When the input data to an algorithm is too large to be processed and it is suspected to be very redundant (e.g. the same measurement in both feet and meters, or the repetitiveness of images presented as pixels), then the input data will be transformed into a reduced representation set of features (also named features vector). Transforming the input data into the set of features is called feature extraction. If the features extracted are carefully chosen it is expected that the features set will extract the relevant information from the input data in order to perform the desired task using this reduced representation instead of the full size input.

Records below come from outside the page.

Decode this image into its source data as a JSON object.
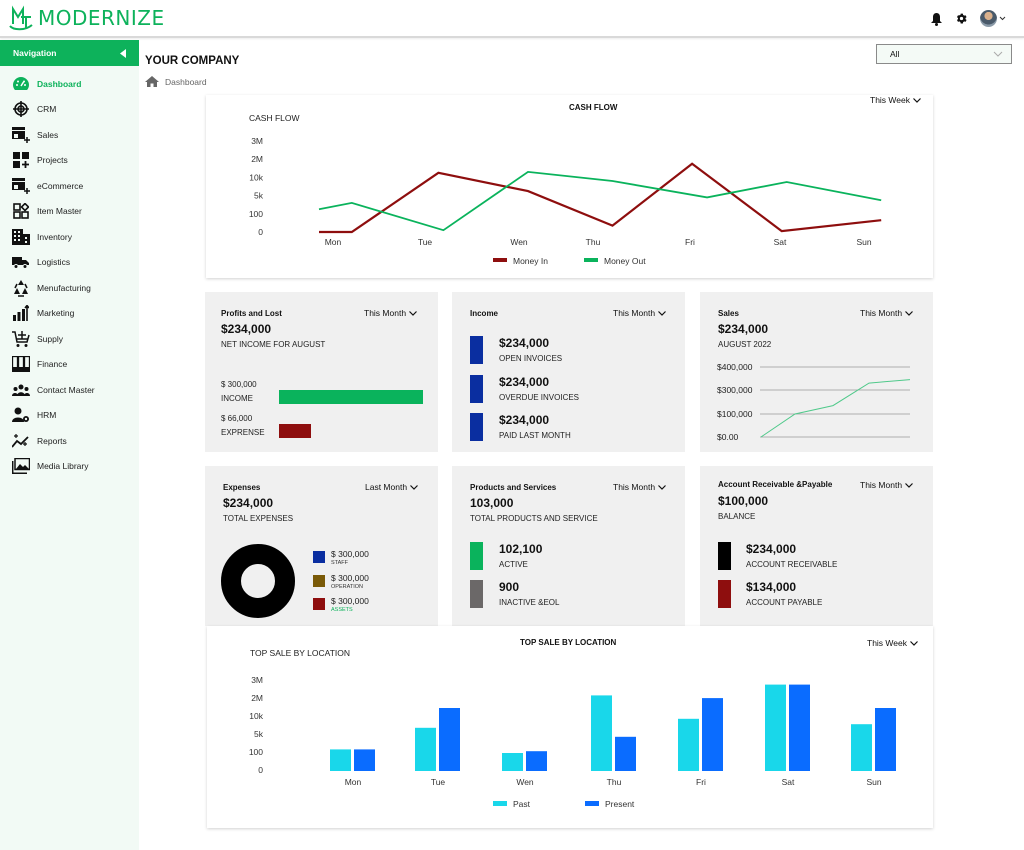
{
  "app": {
    "logo_text": "MODERNIZE",
    "brand_color": "#0db25b"
  },
  "topbar": {
    "icons": [
      "bell-icon",
      "gear-icon",
      "avatar"
    ]
  },
  "sidebar": {
    "header": "Navigation",
    "items": [
      {
        "label": "Dashboard",
        "icon": "dashboard-gauge-icon",
        "active": true
      },
      {
        "label": "CRM",
        "icon": "target-icon"
      },
      {
        "label": "Sales",
        "icon": "store-add-icon"
      },
      {
        "label": "Projects",
        "icon": "grid-add-icon"
      },
      {
        "label": "eCommerce",
        "icon": "store-add-icon"
      },
      {
        "label": "Item Master",
        "icon": "shapes-icon"
      },
      {
        "label": "Inventory",
        "icon": "building-icon"
      },
      {
        "label": "Logistics",
        "icon": "truck-icon"
      },
      {
        "label": "Menufacturing",
        "icon": "recycle-icon"
      },
      {
        "label": "Marketing",
        "icon": "bar-chart-up-icon"
      },
      {
        "label": "Supply",
        "icon": "cart-add-icon"
      },
      {
        "label": "Finance",
        "icon": "binders-icon"
      },
      {
        "label": "Contact Master",
        "icon": "group-icon"
      },
      {
        "label": "HRM",
        "icon": "user-gear-icon"
      },
      {
        "label": "Reports",
        "icon": "trend-sparkle-icon"
      },
      {
        "label": "Media Library",
        "icon": "images-icon"
      }
    ]
  },
  "page": {
    "title": "YOUR COMPANY",
    "breadcrumb": "Dashboard",
    "filter_value": "All"
  },
  "cash_flow": {
    "title": "CASH FLOW",
    "axis_title": "CASH FLOW",
    "period": "This Week"
  },
  "profit_loss": {
    "title": "Profits and Lost",
    "period": "This Month",
    "amount": "$234,000",
    "caption": "NET INCOME FOR AUGUST",
    "bars": [
      {
        "amount": "$ 300,000",
        "label": "INCOME",
        "value": 300000,
        "color": "#0ab35c"
      },
      {
        "amount": "$ 66,000",
        "label": "EXPRENSE",
        "value": 66000,
        "color": "#8e0e0e"
      }
    ]
  },
  "income": {
    "title": "Income",
    "period": "This Month",
    "items": [
      {
        "amount": "$234,000",
        "label": "OPEN INVOICES",
        "color": "#0a2ea0"
      },
      {
        "amount": "$234,000",
        "label": "OVERDUE INVOICES",
        "color": "#0a2ea0"
      },
      {
        "amount": "$234,000",
        "label": "PAID LAST MONTH",
        "color": "#0a2ea0"
      }
    ]
  },
  "sales": {
    "title": "Sales",
    "period": "This Month",
    "amount": "$234,000",
    "caption": "AUGUST 2022"
  },
  "expenses": {
    "title": "Expenses",
    "period": "Last Month",
    "amount": "$234,000",
    "caption": "TOTAL EXPENSES",
    "legend": [
      {
        "amount": "$ 300,000",
        "label": "STAFF",
        "color": "#0a2ea0",
        "label_color": "#333333"
      },
      {
        "amount": "$ 300,000",
        "label": "OPERATION",
        "color": "#7a5a08",
        "label_color": "#333333"
      },
      {
        "amount": "$ 300,000",
        "label": "ASSETS",
        "color": "#8e0e0e",
        "label_color": "#0db25b"
      }
    ]
  },
  "products": {
    "title": "Products and Services",
    "period": "This Month",
    "amount": "103,000",
    "caption": "TOTAL PRODUCTS AND SERVICE",
    "items": [
      {
        "amount": "102,100",
        "label": "ACTIVE",
        "color": "#0ab35c"
      },
      {
        "amount": "900",
        "label": "INACTIVE &EOL",
        "color": "#6b6868"
      }
    ]
  },
  "accounts": {
    "title": "Account Receivable &Payable",
    "period": "This Month",
    "amount": "$100,000",
    "caption": "BALANCE",
    "items": [
      {
        "amount": "$234,000",
        "label": "ACCOUNT RECEIVABLE",
        "color": "#000000"
      },
      {
        "amount": "$134,000",
        "label": "ACCOUNT PAYABLE",
        "color": "#8e0e0e"
      }
    ]
  },
  "top_sale": {
    "title": "TOP SALE BY LOCATION",
    "axis_title": "TOP SALE BY LOCATION",
    "period": "This Week"
  },
  "chart_data": [
    {
      "type": "line",
      "title": "CASH FLOW",
      "ylabel": "CASH FLOW",
      "categories": [
        "Mon",
        "Tue",
        "Wen",
        "Thu",
        "Fri",
        "Sat",
        "Sun"
      ],
      "y_tick_labels": [
        "0",
        "100",
        "5k",
        "10k",
        "2M",
        "3M"
      ],
      "y_scale_note": "values are positions on the categorical tick ladder (0=\"0\", 1=\"100\", 2=\"5k\", 3=\"10k\", 4=\"2M\", 5=\"3M\")",
      "x": [
        0,
        0.33,
        1.3,
        2.3,
        3.2,
        4.2,
        5.1,
        6.2
      ],
      "series": [
        {
          "name": "Money In",
          "color": "#8e0e0e",
          "x": [
            0,
            0.33,
            1.2,
            2.1,
            2.95,
            3.75,
            4.65,
            5.65
          ],
          "values": [
            0,
            0,
            3.25,
            2.25,
            0.35,
            3.75,
            0.05,
            0.65
          ]
        },
        {
          "name": "Money Out",
          "color": "#0ab35c",
          "x": [
            0,
            0.33,
            1.25,
            2.1,
            2.95,
            3.9,
            4.7,
            5.65
          ],
          "values": [
            1.25,
            1.6,
            0.1,
            3.3,
            2.8,
            1.9,
            2.75,
            1.75
          ]
        }
      ],
      "legend": "bottom",
      "grid": false
    },
    {
      "type": "line",
      "title": "Sales",
      "y_tick_labels": [
        "$0.00",
        "$100,000",
        "$300,000",
        "$400,000"
      ],
      "y_scale_note": "values are positions on the tick ladder (0=$0.00, 1=$100,000, 2=$300,000, 3=$400,000)",
      "x": [
        0,
        1,
        2,
        3,
        4
      ],
      "series": [
        {
          "name": "Sales",
          "color": "#4fc98a",
          "values": [
            0,
            1.0,
            1.35,
            2.3,
            2.45
          ]
        }
      ],
      "grid": true
    },
    {
      "type": "bar",
      "title": "TOP SALE BY LOCATION",
      "ylabel": "TOP SALE BY LOCATION",
      "categories": [
        "Mon",
        "Tue",
        "Wen",
        "Thu",
        "Fri",
        "Sat",
        "Sun"
      ],
      "y_tick_labels": [
        "0",
        "100",
        "5k",
        "10k",
        "2M",
        "3M"
      ],
      "y_scale_note": "values are positions on the categorical tick ladder (0=\"0\", 1=\"100\", 2=\"5k\", 3=\"10k\", 4=\"2M\", 5=\"3M\")",
      "series": [
        {
          "name": "Past",
          "color": "#19d7ea",
          "values": [
            1.2,
            2.4,
            1.0,
            4.2,
            2.9,
            4.8,
            2.6
          ]
        },
        {
          "name": "Present",
          "color": "#0a6cff",
          "values": [
            1.2,
            3.5,
            1.1,
            1.9,
            4.05,
            4.8,
            3.5
          ]
        }
      ],
      "legend": "bottom",
      "grid": false
    },
    {
      "type": "pie",
      "title": "Expenses",
      "donut": true,
      "slices": [
        {
          "label": "Total",
          "value": 1,
          "color": "#000000"
        }
      ]
    }
  ]
}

Feature extraction involves reducing the amount of resources required to describe a large set of data. When performing analysis of complex data one of the major problems stems from the number of variables involved. Analysis with a large number of variables generally requires a large amount of memory and computation power or a classification algorithm which overfits the training sample and generalizes poorly to new samples. Feature extraction is a general term for methods of constructing combinations of the variables to get around these problems while still describing the data with sufficient accuracy.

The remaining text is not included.